I loved a marine once
Tried to bandage the wounds
Made by war and a hard life
But I was only a salve to numb the pain.
And when he left me,
To chase long deferred dreams,
I let him go, praying he’d find the peace
Which had eluded him for so long.
I have learnt the pain
of too much tenderness,
of ingratitude, of impatience.
The pain that comes when you can't identify
the material of the casket,
you kept a gifted heart in.
I though it was love,
that preserved your misshapen, scarred organ.
But was it sympathy, inlaid with gratitude,
For three words uttered (though falsely)?
But I returned yours unharmed, when you requested it.
No gashes from harsh words
only salve, from caring hands- though the wound's wouldn't heal.
I don't know what you kept my heart in.
A bag of lust, tied with pride?
Cheaply made, so when it tore,
you sent my heart back, raw, unprotected.
At least I left you with sympathy.
A thousand words, never to be written,
too many moments to translate.
An unnecessary task, but a preferred one.
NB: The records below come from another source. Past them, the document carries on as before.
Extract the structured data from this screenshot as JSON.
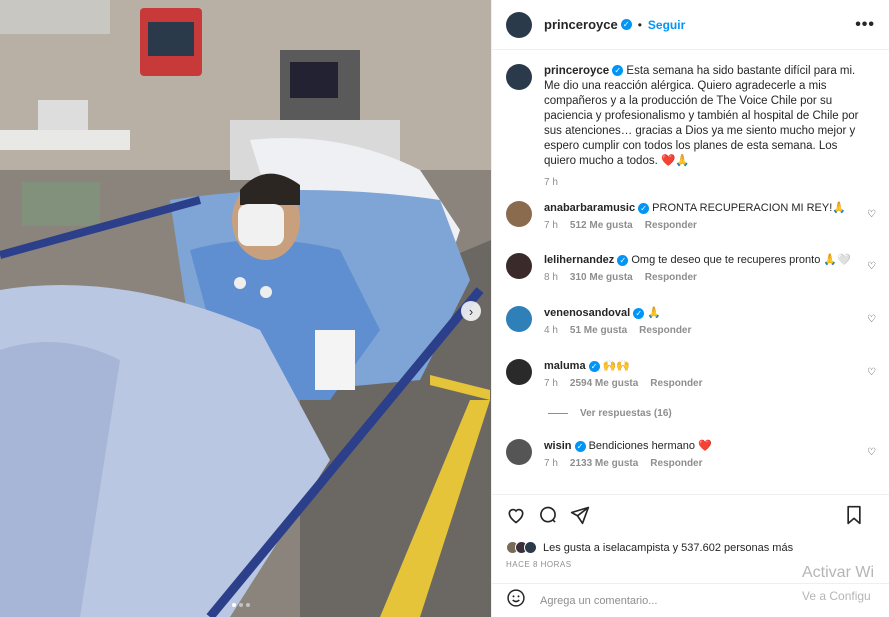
{
  "post": {
    "username": "princeroyce",
    "follow_label": "Seguir",
    "bullet": "•",
    "more_label": "•••"
  },
  "caption": {
    "username": "princeroyce",
    "text": "Esta semana ha sido bastante difícil para mi. Me dio una reacción alérgica. Quiero agradecerle a mis compañeros y a la producción de The Voice Chile por su paciencia y profesionalismo y también al hospital de Chile por sus atenciones… gracias a Dios ya me siento mucho mejor y espero cumplir con todos los planes de esta semana. Los quiero mucho a todos. ❤️🙏",
    "time": "7 h"
  },
  "comments": [
    {
      "user": "anabarbaramusic",
      "text": "PRONTA RECUPERACION MI REY!🙏",
      "time": "7 h",
      "likes": "512 Me gusta",
      "reply": "Responder",
      "avatar_color": "#8b6b4e"
    },
    {
      "user": "lelihernandez",
      "text": "Omg te deseo que te recuperes pronto 🙏🤍",
      "time": "8 h",
      "likes": "310 Me gusta",
      "reply": "Responder",
      "avatar_color": "#3a2a2a"
    },
    {
      "user": "venenosandoval",
      "text": "🙏",
      "time": "4 h",
      "likes": "51 Me gusta",
      "reply": "Responder",
      "avatar_color": "#2f7fb8"
    },
    {
      "user": "maluma",
      "text": "🙌🙌",
      "time": "7 h",
      "likes": "2594 Me gusta",
      "reply": "Responder",
      "avatar_color": "#2a2a2a"
    },
    {
      "user": "wisin",
      "text": "Bendiciones hermano ❤️",
      "time": "7 h",
      "likes": "2133 Me gusta",
      "reply": "Responder",
      "avatar_color": "#555555"
    }
  ],
  "view_replies": "Ver respuestas (16)",
  "likes_summary": "Les gusta a iselacampista y 537.602 personas más",
  "date": "HACE 8 HORAS",
  "add_comment": {
    "placeholder": "Agrega un comentario..."
  },
  "watermark": {
    "line1": "Activar Wi",
    "line2": "Ve a Configu"
  },
  "icons": {
    "heart": "heart-icon",
    "comment": "comment-icon",
    "share": "share-icon",
    "save": "bookmark-icon",
    "emoji": "emoji-icon",
    "next": "chevron-right-icon"
  },
  "colors": {
    "accent": "#0095f6",
    "like": "#ed4956"
  }
}
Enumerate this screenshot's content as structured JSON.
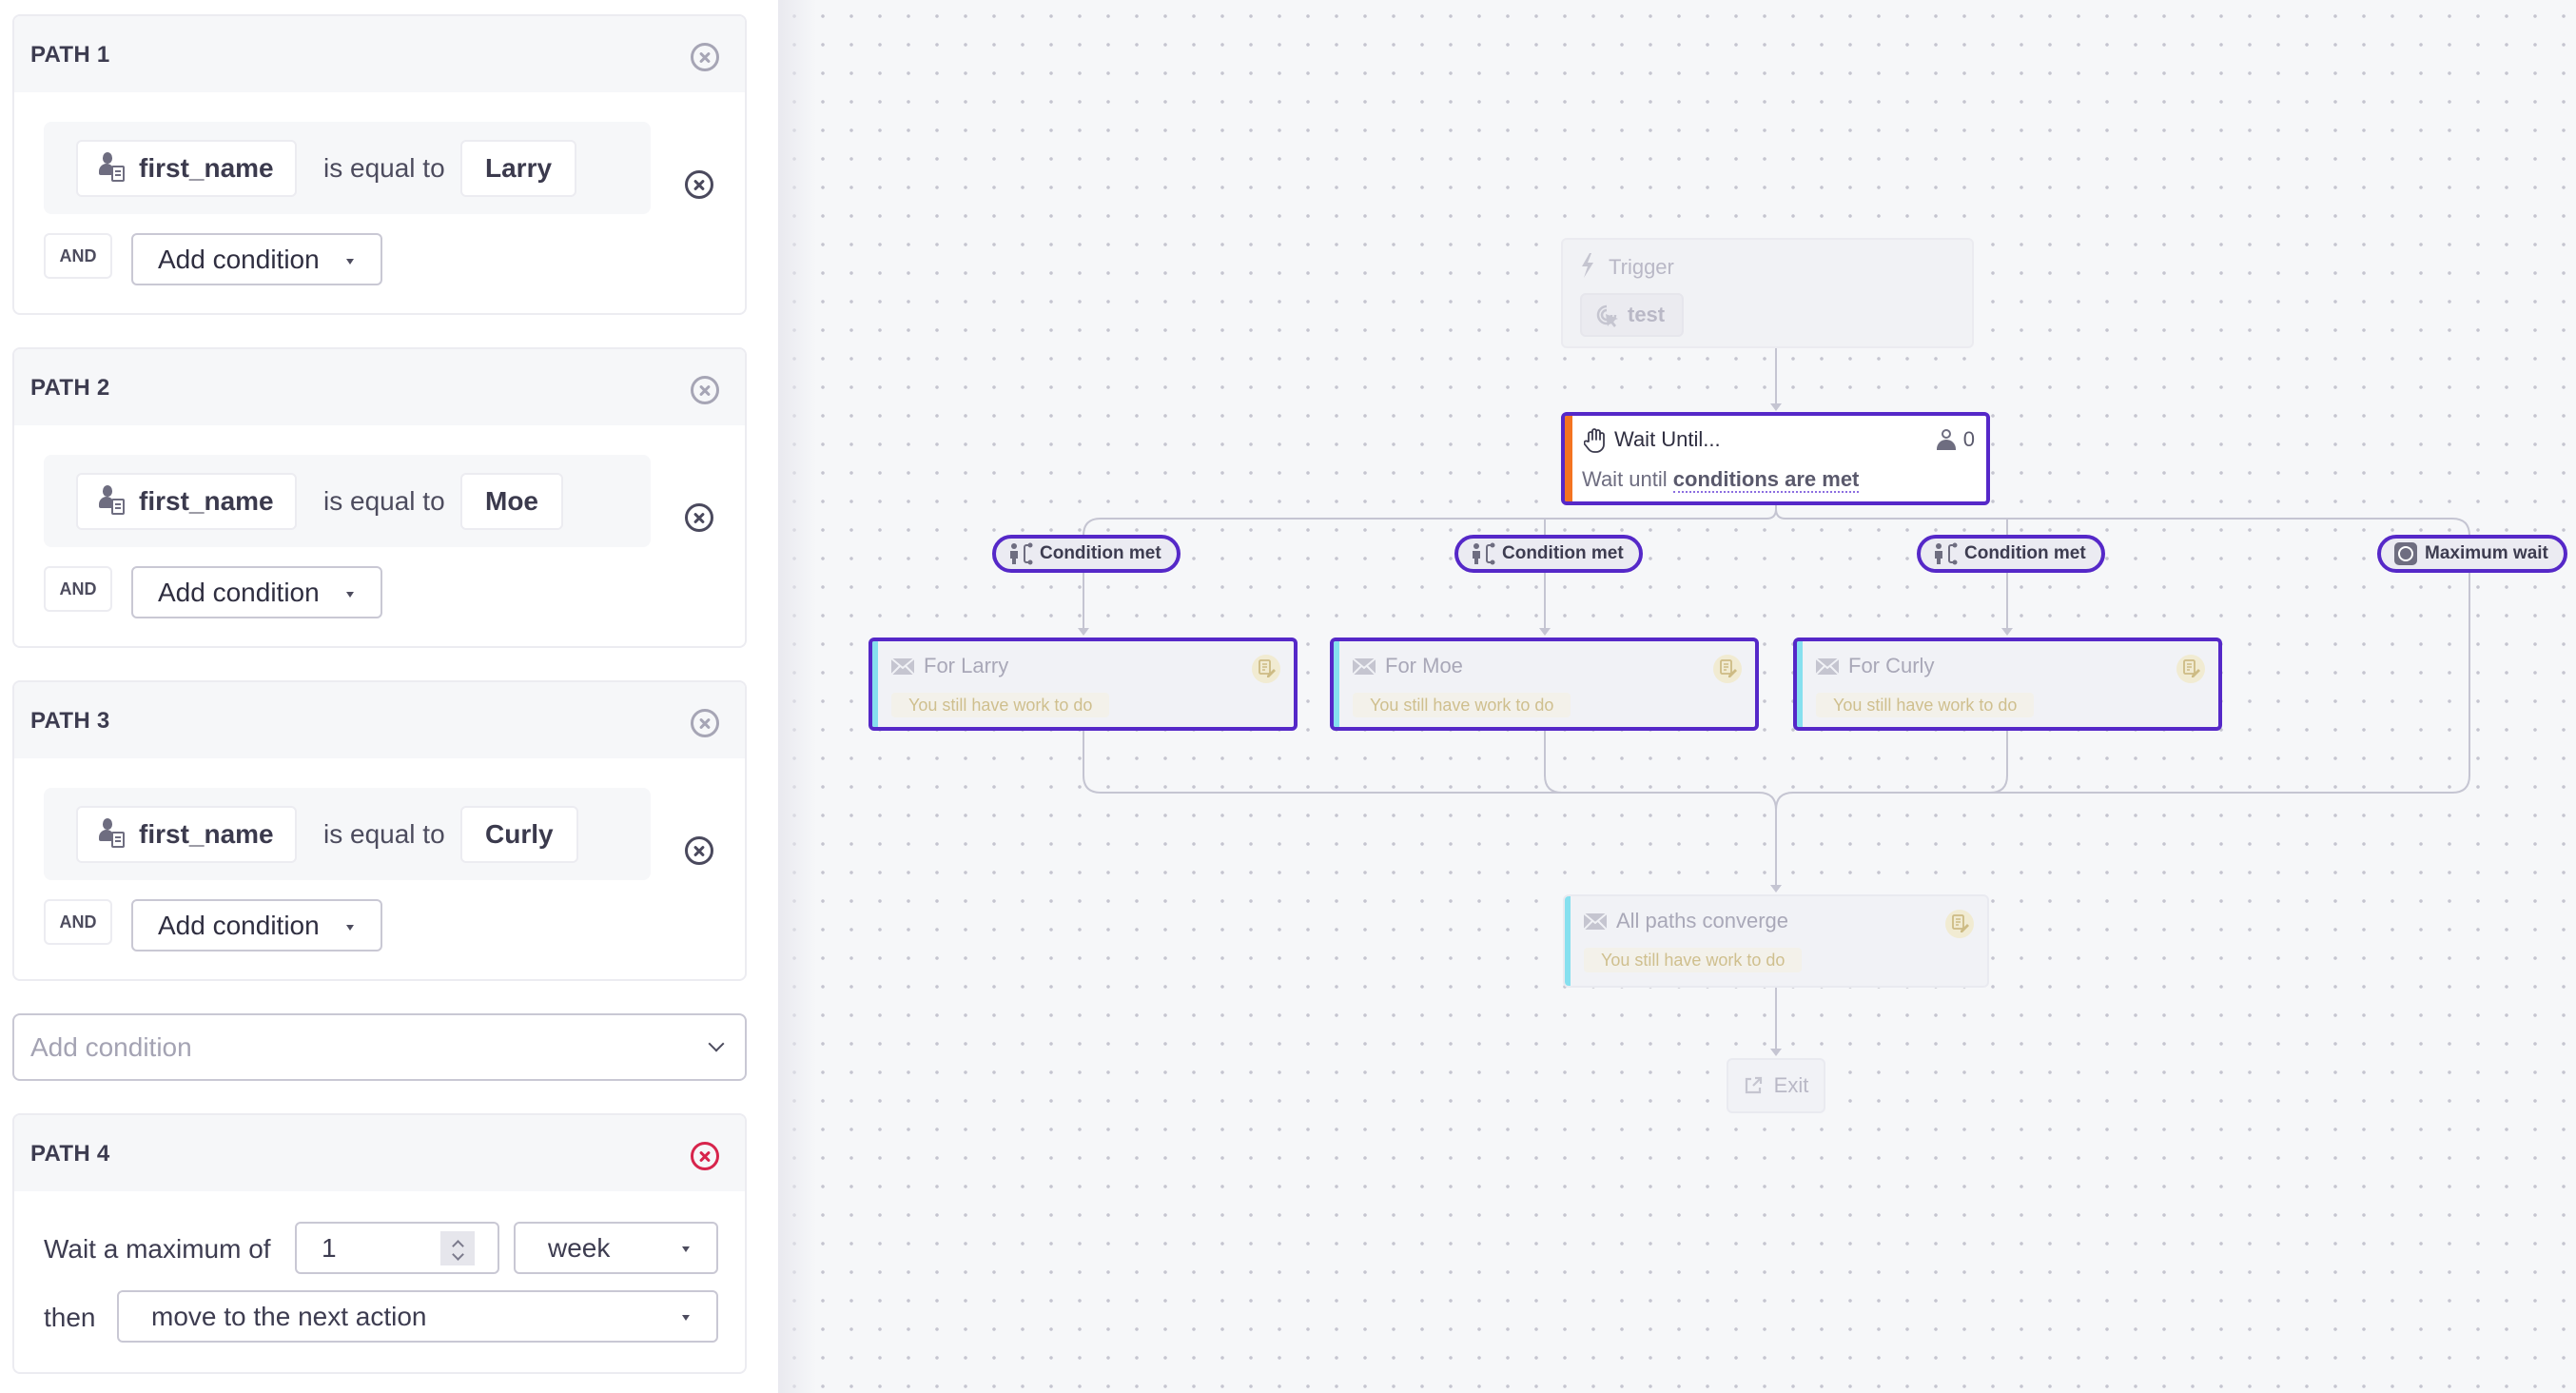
{
  "paths": [
    {
      "title": "PATH 1",
      "condition": {
        "field": "first_name",
        "operator": "is equal to",
        "value": "Larry"
      },
      "and_label": "AND",
      "add_condition_label": "Add condition"
    },
    {
      "title": "PATH 2",
      "condition": {
        "field": "first_name",
        "operator": "is equal to",
        "value": "Moe"
      },
      "and_label": "AND",
      "add_condition_label": "Add condition"
    },
    {
      "title": "PATH 3",
      "condition": {
        "field": "first_name",
        "operator": "is equal to",
        "value": "Curly"
      },
      "and_label": "AND",
      "add_condition_label": "Add condition"
    }
  ],
  "add_condition_select": {
    "placeholder": "Add condition"
  },
  "path4": {
    "title": "PATH 4",
    "wait_label": "Wait a maximum of",
    "wait_value": "1",
    "unit_value": "week",
    "then_label": "then",
    "then_value": "move to the next action"
  },
  "canvas": {
    "trigger": {
      "title": "Trigger",
      "event": "test"
    },
    "wait_until": {
      "title": "Wait Until...",
      "count": "0",
      "desc_prefix": "Wait until",
      "desc_link": "conditions are met"
    },
    "branches": [
      {
        "pill": "Condition met",
        "pill_icon": "branch-person-icon",
        "node_title": "For Larry",
        "status": "You still have work to do"
      },
      {
        "pill": "Condition met",
        "pill_icon": "branch-person-icon",
        "node_title": "For Moe",
        "status": "You still have work to do"
      },
      {
        "pill": "Condition met",
        "pill_icon": "branch-person-icon",
        "node_title": "For Curly",
        "status": "You still have work to do"
      },
      {
        "pill": "Maximum wait",
        "pill_icon": "clock-icon"
      }
    ],
    "converge": {
      "title": "All paths converge",
      "status": "You still have work to do"
    },
    "exit": {
      "label": "Exit"
    }
  },
  "colors": {
    "accent": "#5528c8",
    "wait_stripe": "#f47421",
    "email_stripe": "#86e0ef",
    "danger": "#d7244c",
    "todo_text": "#cfbf8e"
  }
}
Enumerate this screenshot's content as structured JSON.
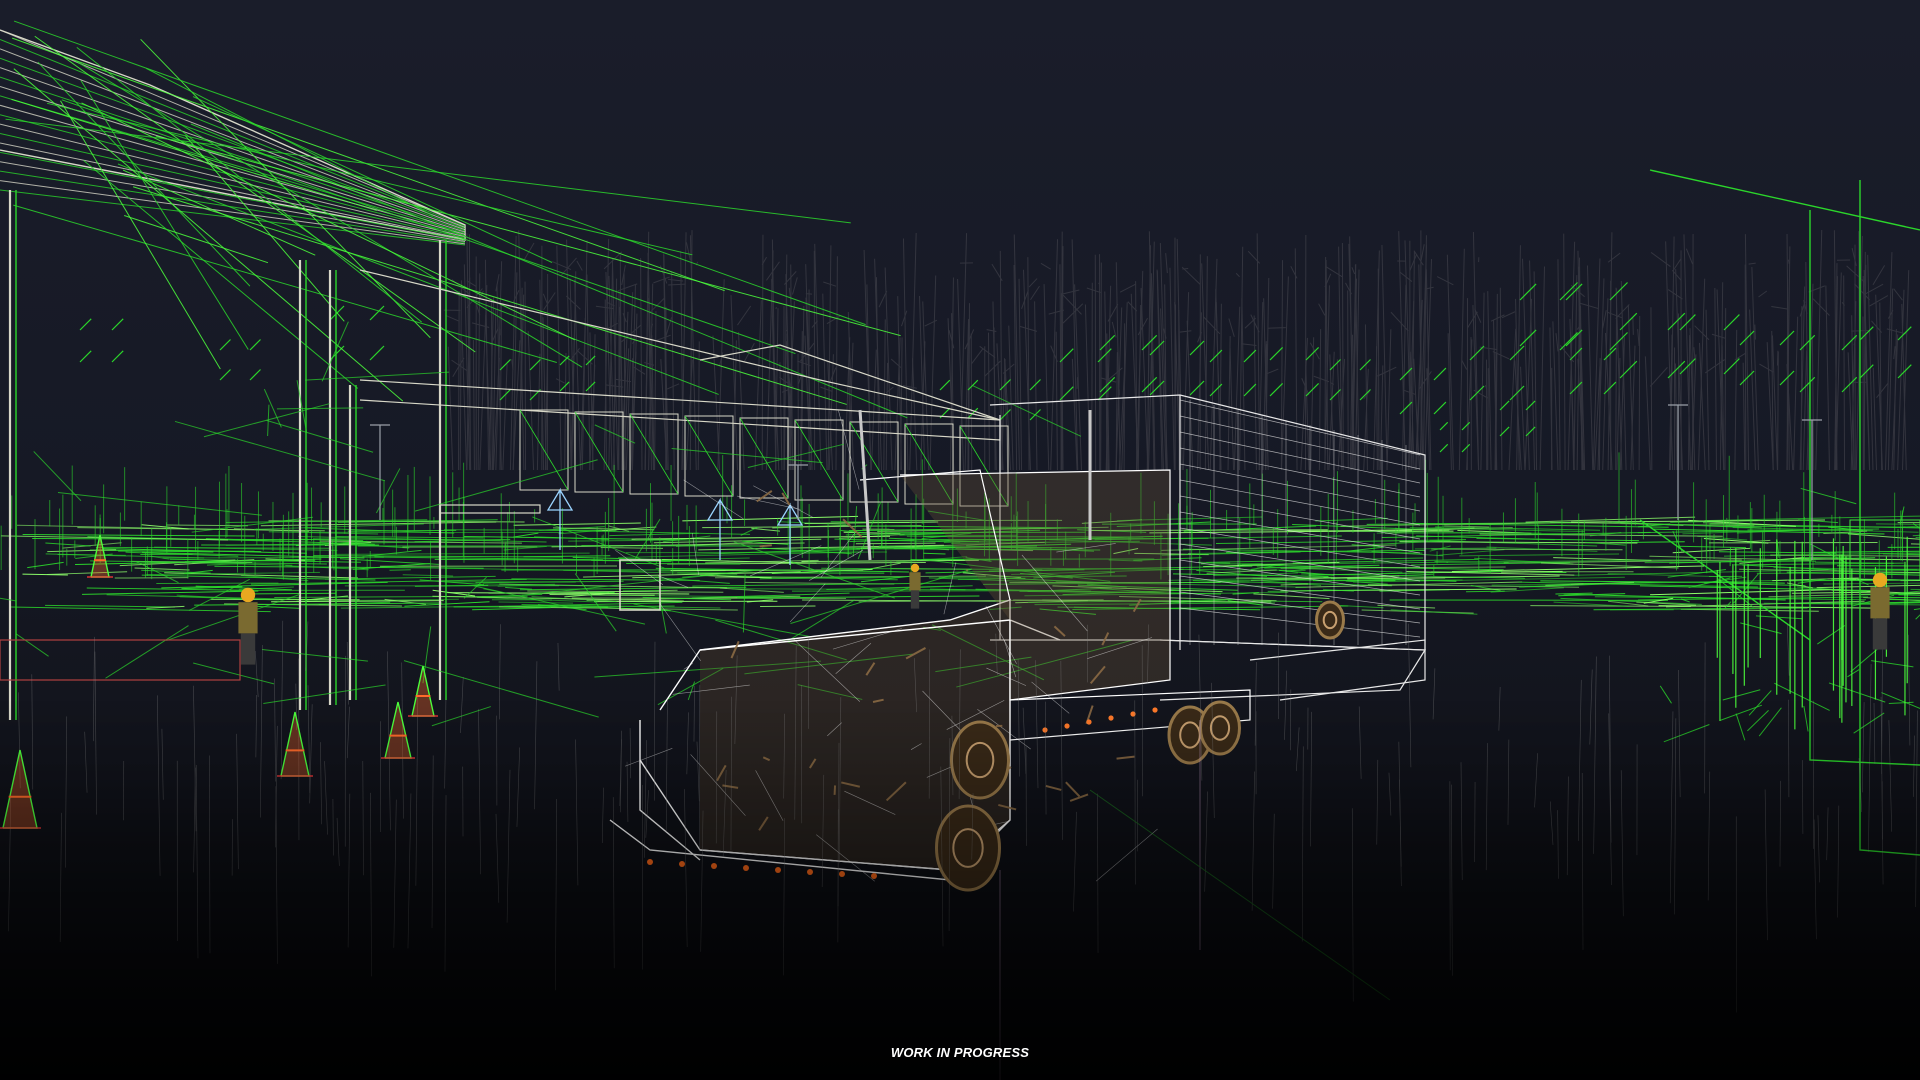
{
  "viewport": {
    "label": "WORK IN PROGRESS"
  },
  "scene": {
    "render_mode": "wireframe",
    "colors": {
      "background": "#191c28",
      "ground_fade": "#050608",
      "wire_static": "#2bd62b",
      "wire_bright": "#4cff3c",
      "wire_white": "#e6e6e6",
      "truck_body": "#6a5438",
      "cone": "#ff6a2a",
      "worker": "#e0a020"
    },
    "objects": [
      "warehouse-canopy",
      "left-building",
      "semi-truck",
      "trailer",
      "tree-line",
      "light-poles",
      "traffic-cones",
      "workers",
      "right-building"
    ]
  }
}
It should be easy, I am a wordsmith, as you said,
but my fire is merely embers,
my hammer, lost,
The billows need patching.
Discouraged, I sit by my dying fire,
a pile of horseshoe memories by my side.
Broken plough hopes,
iron backed words.
All once glowing red,
now solidified in time,
by the cooling tears in a barrel.
We never said forever,
and it's well that we did not.
I think we both secretly knew there wouldn’t be a forever,
though we wouldn't admit it.
At times you acted like there would be,
But it’s okay, darling.
You left me behind, and I let you go.
"I have a tendancy to fall in love so easily…" you said,
As if there could be someone else, so immediately
who would care for you like I tried to.
We never fought, raised our voices, or exchanged harsh words.
I tried not to annoy or nag, and I don’t think I did.
I was patient, I was kind, I was loyal,
I tried to be as beautiful as you said I was.
And I hope that meant something to you.
Or it will mean something to you, someday.
I tried, and wanted to give you the love you needed,
but I realize that you are the only one that can heal and love yourself.
So please, darling. Don’t keep looking out, for the next one,
the next heart that will try to pour love into the bottomless, dry, river bed.
I tried, but the dusty ground soaked it up, then cracked again, my efforts futile.
Look in, you are the only one that can break the dam.